Science

Greenland lost 532 billion tonnes of ice in a record melt last year, new study suggests

Greenland lost a record amount of ice during an extra warm 2019, with the melt massive enough to cover California in more than 1.25 metres of water, a new study said.

Greenland ice sheet is melting at a faster pace, says researcher

According to a study released on Thursday, Aug. 20, 2020, Greenland lost a record amount of ice during an extra warm 2019, with the melt massive enough to cover California in more than 1.25 metres of water. (Felipe Dana/The Associated Press)

Greenland lost a record amount of ice during an extra warm 2019, with the melt massive enough to cover California in more than 1.25 metres of water, a new study said.

After two years when summer ice melt had been minimal, last summer shattered all records with 532 billion tonnes of ice melting, according to satellite measurements reported in a study Thursday. That's more than 532 trillion litres of water.

That's far more than the yearly average loss of 235 billion tonnes since 2003 and easily surpasses the old record of 464 billion tonnes in 2012, said a study in Nature Communications Earth & Environment. The study showed that in the 20th century, there were many years when Greenland gained ice.

"Not only is the Greenland ice sheet melting, but it's melting at a faster and faster pace," said study lead author Ingo Sasgen, a geoscientist at the Alfred Wegener Institute in Germany.

Scientists are concerned over the rapid melting of Greenland's ice sheet. (Felipe Dana/The Associated Press)

Last year's Greenland melt added 1.5 millimetres to global sea level rise. That sounds like a tiny amount but "in our world it's huge, that's astounding," said study co-author Alex Gardner, a NASA ice scientist. Add in more water from melting in other ice sheets and glaciers, along with an ocean that expands as it warms — and that translates into slowly rising sea levels, coastal flooding and other problems, he said.

While general ice melt records in Greenland go back to 1948, scientists since 2003 have had precise records on how much ice melts because NASA satellites measure the gravity of the ice sheets. That's the equivalent of putting the ice on a scale and weighing it as water flows off, Gardner said.
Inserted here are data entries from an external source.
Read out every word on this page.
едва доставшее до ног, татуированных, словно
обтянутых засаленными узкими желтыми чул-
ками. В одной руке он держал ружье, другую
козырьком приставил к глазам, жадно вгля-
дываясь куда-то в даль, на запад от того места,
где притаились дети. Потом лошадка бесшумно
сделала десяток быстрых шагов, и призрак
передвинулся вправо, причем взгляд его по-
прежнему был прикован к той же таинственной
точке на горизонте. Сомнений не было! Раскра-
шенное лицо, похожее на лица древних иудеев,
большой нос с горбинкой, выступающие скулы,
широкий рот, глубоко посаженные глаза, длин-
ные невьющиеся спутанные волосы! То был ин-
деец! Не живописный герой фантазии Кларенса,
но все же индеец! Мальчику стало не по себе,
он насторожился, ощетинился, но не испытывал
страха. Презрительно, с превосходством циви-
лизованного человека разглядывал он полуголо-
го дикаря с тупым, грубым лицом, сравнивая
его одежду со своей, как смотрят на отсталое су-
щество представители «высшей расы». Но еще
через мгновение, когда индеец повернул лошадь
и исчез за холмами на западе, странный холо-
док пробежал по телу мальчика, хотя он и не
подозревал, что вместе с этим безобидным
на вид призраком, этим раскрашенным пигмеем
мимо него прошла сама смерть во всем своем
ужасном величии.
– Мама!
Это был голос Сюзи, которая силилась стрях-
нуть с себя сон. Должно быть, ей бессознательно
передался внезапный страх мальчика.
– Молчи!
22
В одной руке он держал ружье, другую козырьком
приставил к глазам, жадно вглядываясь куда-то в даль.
As massive as the melt was last year, the two years before were only on average about 98 billion tonnes. That shows that there's a second factor called Greenland blocking, that either super-charges that or dampens climate-related melting, Gardner said.
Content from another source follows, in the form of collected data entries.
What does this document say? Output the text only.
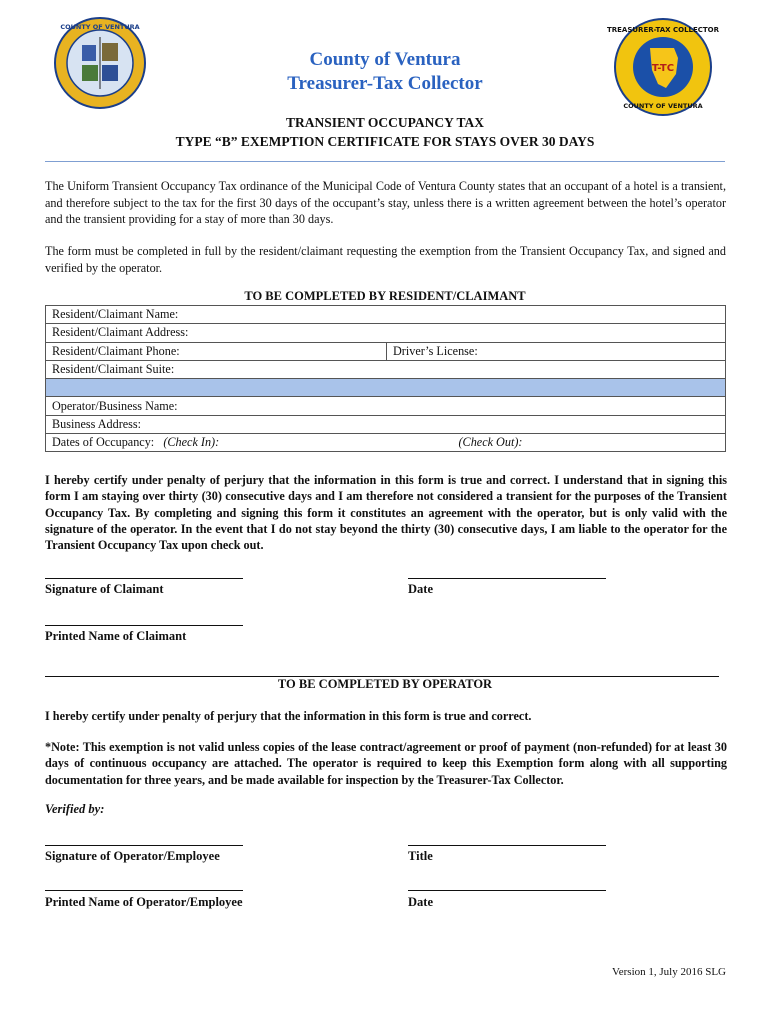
COUNTY OF VENTURA	TREASURER-TAX COLLECTOR
T-TC
COUNTY OF VENTURA
County of Ventura
Treasurer-Tax Collector
TRANSIENT OCCUPANCY TAX
TYPE “B” EXEMPTION CERTIFICATE FOR STAYS OVER 30 DAYS
The Uniform Transient Occupancy Tax ordinance of the Municipal Code of Ventura County states that an occupant of a hotel is a transient, and therefore subject to the tax for the first 30 days of the occupant’s stay, unless there is a written agreement between the hotel’s operator and the transient providing for a stay of more than 30 days.
The form must be completed in full by the resident/claimant requesting the exemption from the Transient Occupancy Tax, and signed and verified by the operator.
TO BE COMPLETED BY RESIDENT/CLAIMANT
Resident/Claimant Name:
Resident/Claimant Address:
Resident/Claimant Phone:	Driver’s License:
Resident/Claimant Suite:

Operator/Business Name:
Business Address:
Dates of Occupancy: (Check In):	(Check Out):
I hereby certify under penalty of perjury that the information in this form is true and correct. I understand that in signing this form I am staying over thirty (30) consecutive days and I am therefore not considered a transient for the purposes of the Transient Occupancy Tax. By completing and signing this form it constitutes an agreement with the operator, but is only valid with the signature of the operator. In the event that I do not stay beyond the thirty (30) consecutive days, I am liable to the operator for the Transient Occupancy Tax upon check out.
Signature of Claimant	Date
Printed Name of Claimant
TO BE COMPLETED BY OPERATOR
I hereby certify under penalty of perjury that the information in this form is true and correct.
*Note: This exemption is not valid unless copies of the lease contract/agreement or proof of payment (non-refunded) for at least 30 days of continuous occupancy are attached. The operator is required to keep this Exemption form along with all supporting documentation for three years, and be made available for inspection by the Treasurer-Tax Collector.
Verified by:
Signature of Operator/Employee	Title
Printed Name of Operator/Employee	Date
Version 1, July 2016 SLG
In the summer, there are generally two factors in Greenland's weather, Gardner said. Last year, Greenland blocking — a high pressure over Canada that changes the northern jet stream — caused warm southern air to come up from the United States and Canada and flow into Greenland, forcing more melting.

In 2017 and 2018 without Greenland blocking, cooler Arctic air flowed from open ocean into Greenland, making summer milder, he said.
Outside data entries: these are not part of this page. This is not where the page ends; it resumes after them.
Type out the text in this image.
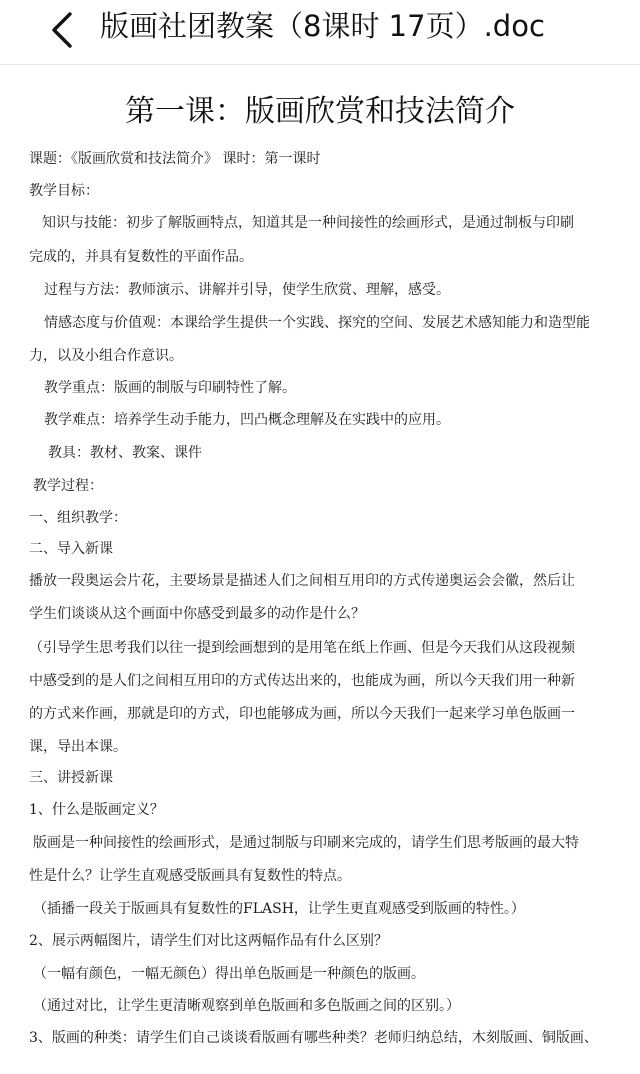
版画社团教案（8课时 17页）.doc
第一课：版画欣赏和技法简介
课题：《版画欣赏和技法简介》 课时：第一课时
教学目标：
知识与技能：初步了解版画特点，知道其是一种间接性的绘画形式，是通过制板与印刷
完成的，并具有复数性的平面作品。
过程与方法：教师演示、讲解并引导，使学生欣赏、理解，感受。
情感态度与价值观：本课给学生提供一个实践、探究的空间、发展艺术感知能力和造型能
力，以及小组合作意识。
教学重点：版画的制版与印刷特性了解。
教学难点：培养学生动手能力，凹凸概念理解及在实践中的应用。
教具：教材、教案、课件
教学过程：
一、组织教学：
二、导入新课
播放一段奥运会片花，主要场景是描述人们之间相互用印的方式传递奥运会会徽，然后让
学生们谈谈从这个画面中你感受到最多的动作是什么？
（引导学生思考我们以往一提到绘画想到的是用笔在纸上作画、但是今天我们从这段视频
中感受到的是人们之间相互用印的方式传达出来的，也能成为画，所以今天我们用一种新
的方式来作画，那就是印的方式，印也能够成为画，所以今天我们一起来学习单色版画一
课，导出本课。
三、讲授新课
1、什么是版画定义？
版画是一种间接性的绘画形式，是通过制版与印刷来完成的，请学生们思考版画的最大特
性是什么？让学生直观感受版画具有复数性的特点。
（插播一段关于版画具有复数性的FLASH，让学生更直观感受到版画的特性。）
2、展示两幅图片，请学生们对比这两幅作品有什么区别？
（一幅有颜色，一幅无颜色）得出单色版画是一种颜色的版画。
（通过对比，让学生更清晰观察到单色版画和多色版画之间的区别。）
3、版画的种类：请学生们自己谈谈看版画有哪些种类？老师归纳总结，木刻版画、铜版画、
This year, Greenland's summer melt has been not as severe, closer to normal for recent times, said Ruth Mottram, an ice scientist at the Danish Meteorological Institute, who wasn't part of Sasgen's research.

Mottram and several other outside scientists said Sasgen's calculations make sense. In her own study this month in the International Journal of Climatology, she found similar results and also calculated that Greenland coastal regions have warmed on average 1.7 C in the summer since 1991.

"The fact that 2019 set an all-time record is very concerning," said New York University ice scientist David Holland, who wasn't part of either study.